Top 10 Expeditions of 2021: #8: First NY-London Solo Row

Over the last 12 months, ExplorersWeb has documented incredible adventures in climbing, cycling, running, walking, skiing, and anything involving force of will and dedication to a dream in the outdoors. As this year comes to a close, we present our countdown of the Top 10 Expeditions of 2021.

Ocean rowing may not be as aesthetic or technical as climbing, river kayaking, or other expeditions we typically cover. But where it lacks in those areas, it makes up for its lack in those areas with a heightened need for self-reliance, perseverance, and a good head for risk. After all, you’re always one capsize away from a watery grave.

As on the 8,000m peaks, there is a swathe of well-publicized and more straightforward ocean rows each year, typically as part of organized events such as the Talisker Atlantic Rowing Challenge. Occasionally, however, independent and ambitious ocean journeys make you sit up with interest.

Back in August, Ian Clinton, Simon Chalk, Jordan Swift, and Matt Mason in the Ocean Revival became the first crew to row across the North Atlantic Ocean from New York to London. Before this, only 57 rowers, including just 16 soloists, had crossed the North Atlantic. None had traveled west to east from New York to London.

Reaching London is harder than ending in the western UK

Most who row the Atlantic follow the prevailing winds and tides from east to west, and those few crews who started in the United States typically finished in France, Ireland, or the Isles of Scilly, at the southwest corner of England. The Ocean Revival team pioneered that harder route in August. The same month, former SAS soldier Ian Rivers rowed alone west-east from New York across the Atlantic, but he finished at the Isles of Scilly.

Mark Delstanche trains aboard the Ocean Revival before his own solo attempt. Photo: Square Peg/Facebook


Cue the stage for Mark Delstanche from the UK and a solo row attempt from New York to London. Unlike many ocean rowers, Delstanche wasn’t a first-timer. He had some pedigree as an adventurer. He had previously summited Everest and Cho Oyu and had rowed 600km with a team in the Canadian High Arctic. A former club rower, Delstanche had spent the past 20 years as a professional yachtsman, more recently captaining a super-yacht.

Delstanche set off from Battery Park, New York on June 14. He faced complications almost immediately. The custom-made flywheel-powered propeller on his boat, Square Peg, broke before he even reached the Atlantic. Then the main solar panels failed on the third day, wiping out auto-steering.
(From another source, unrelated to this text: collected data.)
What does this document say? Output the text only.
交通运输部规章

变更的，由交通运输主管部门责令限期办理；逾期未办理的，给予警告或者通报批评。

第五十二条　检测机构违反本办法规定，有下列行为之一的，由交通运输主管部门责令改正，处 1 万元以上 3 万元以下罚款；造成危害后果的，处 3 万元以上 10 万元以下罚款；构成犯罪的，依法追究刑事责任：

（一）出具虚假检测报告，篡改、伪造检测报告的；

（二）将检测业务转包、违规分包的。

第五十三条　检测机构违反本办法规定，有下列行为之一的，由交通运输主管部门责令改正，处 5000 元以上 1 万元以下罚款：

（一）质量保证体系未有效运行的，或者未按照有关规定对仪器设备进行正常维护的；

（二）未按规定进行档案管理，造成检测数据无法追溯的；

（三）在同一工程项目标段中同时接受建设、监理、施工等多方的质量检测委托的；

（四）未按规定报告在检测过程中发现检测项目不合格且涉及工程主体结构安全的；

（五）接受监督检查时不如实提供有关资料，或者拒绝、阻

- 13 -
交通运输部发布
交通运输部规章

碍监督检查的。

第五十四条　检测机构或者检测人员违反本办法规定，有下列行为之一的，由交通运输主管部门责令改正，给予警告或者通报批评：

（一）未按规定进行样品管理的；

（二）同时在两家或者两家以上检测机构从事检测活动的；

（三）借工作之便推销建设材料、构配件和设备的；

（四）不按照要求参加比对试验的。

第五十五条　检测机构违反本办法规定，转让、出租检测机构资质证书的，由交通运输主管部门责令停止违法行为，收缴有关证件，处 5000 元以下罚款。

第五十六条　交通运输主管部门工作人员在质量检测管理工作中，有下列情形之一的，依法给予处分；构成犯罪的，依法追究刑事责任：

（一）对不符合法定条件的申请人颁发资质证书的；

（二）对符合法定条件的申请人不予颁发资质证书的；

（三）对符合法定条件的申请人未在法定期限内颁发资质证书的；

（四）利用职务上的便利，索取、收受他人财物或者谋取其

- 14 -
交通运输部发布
This meant that Delstanche had to steer with his feet for the remainder of the journey. It also forced him to limit his water consumption.

Within that first week, Delstanche had issues with his oars. He quickly replaced them with a backup pair. No doubt these equipment wobbles would have spooked a less able seaman.

Delstanche’s planned route in red, and actual route in green.


His proposed straight-line route was a cool 7,000km. By mid-to-late July, the superyacht captain was halfway through the journey. Delstanche’s fortunes were mixed, though, as storms in the North Atlantic were particularly bad that summer. In total, he reported facing eight storms and a hair-raising seven capsizes. The first capsize knocked out some electronics and revealed weep holes, which he patched up with the ever-dependable duct tape.

The list of woes continued: a lost compass light and non-functional VHF radio, tracker, and all deck navigation equipment. But this and continuing fog didn’t drag Delstanche down. He made good time and hit the British coastline on August 21.

Killing time in Cornwall. Photo: Square Peg/Facebook


An 18-day wait

However, on reaching the Cornish coast, Delstanche had to wait for favorable winds before rowing the remaining 600km to the capital. In the end, Delstanche bided his time for 18 days. Oh, how he must have pined for his super-yacht minibar during those weeks.

Toward the end, Delstanche went full gas for the finish to ensure that the wind didn’t push him away from shore. “I slept four hours in four days and at one stage rowed for 27 out of 31 hours. At times, my mind and body were totally disassociated and very much on auto.”

Finally on September 19, after 97 days, he crossed the finish line at Tower Bridge, London, just inside his target time of 100 days. In doing so, the former firefighter-turned-yachtsman pocketed his own slice of ocean rowing history, during a particularly challenging season weather-wise.

After 97 days at sea, Mark Delstanche reaches London. Photo: Square Peg/Facebook


Very few people set out to row a new ocean route, and in particular, solo. Fewer finish, especially within their target time. Despite an eventful journey encompassing a number of storms, equipment failures, and dunks in the ocean, Delstanche displayed an unwavering commitment to his goal, and ingenuity to find workarounds to these failures. In doing so, he edges into the outer echelons of our top 10.